Selama proses pembangunan fasilitas PSEL, pemerintah akan terus menggencarkan edukasi kepada masyarakat. Edukasi tersebut terkait pentingnya pemilahan sampah guna mengurangi volume sampah secara signifikan.
“Permasalahan sampah bukan hanya menjadi tanggung jawab pemerintah, melainkan tanggung jawab kita bersama. Pemilahan sampah harus terus dilakukan agar volume sampah bisa ditekan,” ujarnya. Sementara itu, Menteri Lingkungan Hidup Hanif Faisol Nurofiq menyebut kesepakatan ini sebagai langkah besar.
Ini mendukung kebijakan nasional dalam penanganan sampah. Ia mengungkapkan, potensi sampah yang akan diolah dari dua kawasan Provinsi Banten mencapai sekitar 4.000 ton per hari.

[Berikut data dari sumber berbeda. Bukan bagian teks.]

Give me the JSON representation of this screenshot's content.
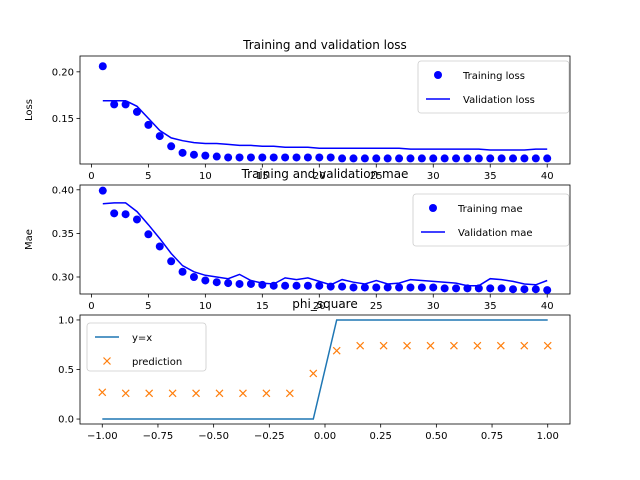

“Hari ini Bapak Gubernur Andra Soni bersama Bupati/Wali Kota di Serang Raya dan Tangerang Raya telah menyepakati dukungan terhadap kebijakan Presiden dalam penyelesaian sampah di daerah. Ke depan sampah tersebut akan direduksi menjadi energi listrik,” kata Menteri Lingkungan Hidup Hanif Faisol Nurofiq.
Hanif juga menjelaskan, program ini dapat berhasil jika ada pemilahan sampah sejak dari hulu. Pembangunan PSEL sendiri membutuhkan waktu hingga tiga tahun.
“Dari peletakan batu pertama sampai operasional biasanya memakan waktu 2,5 sampai 3 tahun. Apapun teknologinya, fondasi dasarnya adalah sampah harus terpilah. Tanpa itu, biaya akan sangat besar,” tutup Menteri Lingkungan Hidup Hanif Faisol Nurofiq.